In any event, we remain defensive here on the basis of a broad range of considerations, and our outlook will shift when the evidence shifts. Our investment horizon of interest remains the complete market cycle, even as our operational horizon of interest continues to be the present moment. In other words, we align our investment outlook with the return/risk profile that we estimate at each point in time, based on prevailing conditions, and we view our investment horizon from the perspective of a complete bull-bear market cycle.

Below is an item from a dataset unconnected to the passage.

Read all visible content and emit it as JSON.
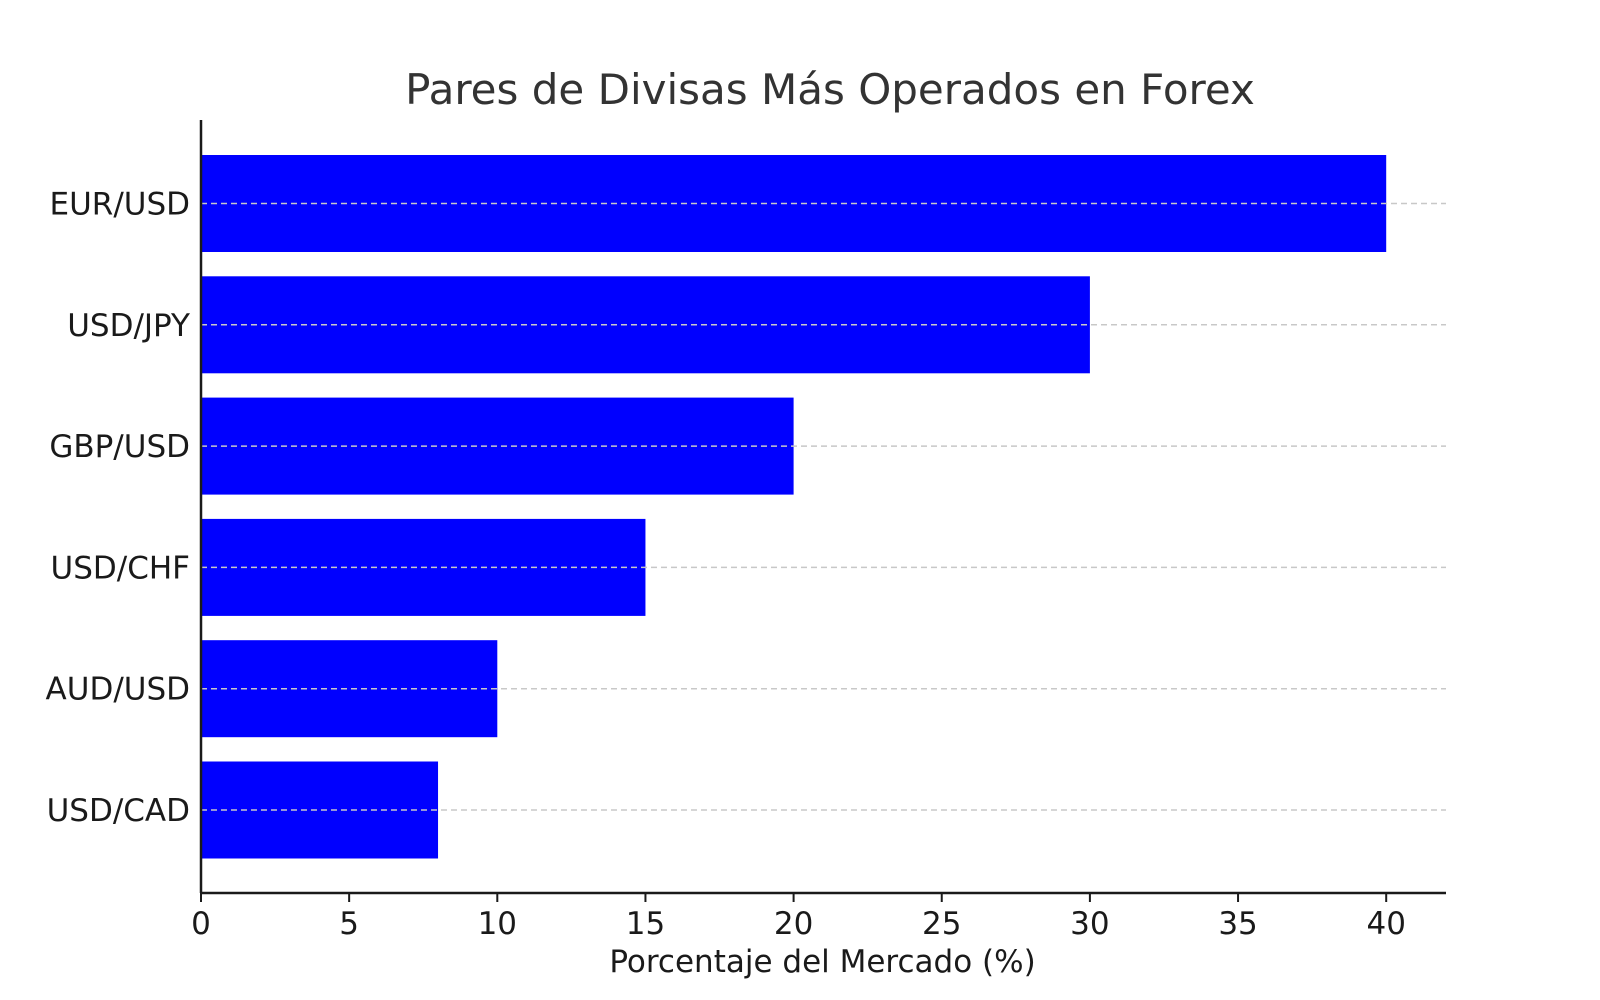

One result of this discipline is that even though I expect that the present cycle will be completed by a market loss on the order of 40-55%, conditions can certainly emerge over the course of this cycle that could warrant a more constructive stance than we have presently, though possibly less extended than we'd like. The most likely constructive opportunity would emerge from a moderate retreat in market valuations, ideally to “oversold” conditions from an intermediate-term perspective, coupled with an early firming in measures of market internals. Though larger cyclical risks here will probably make some line of defense important in any event, our outlook certainly has room to be more constructive as conditions change. We would expect such opportunities regardless of whether bull or bear market outcomes unfold ahead.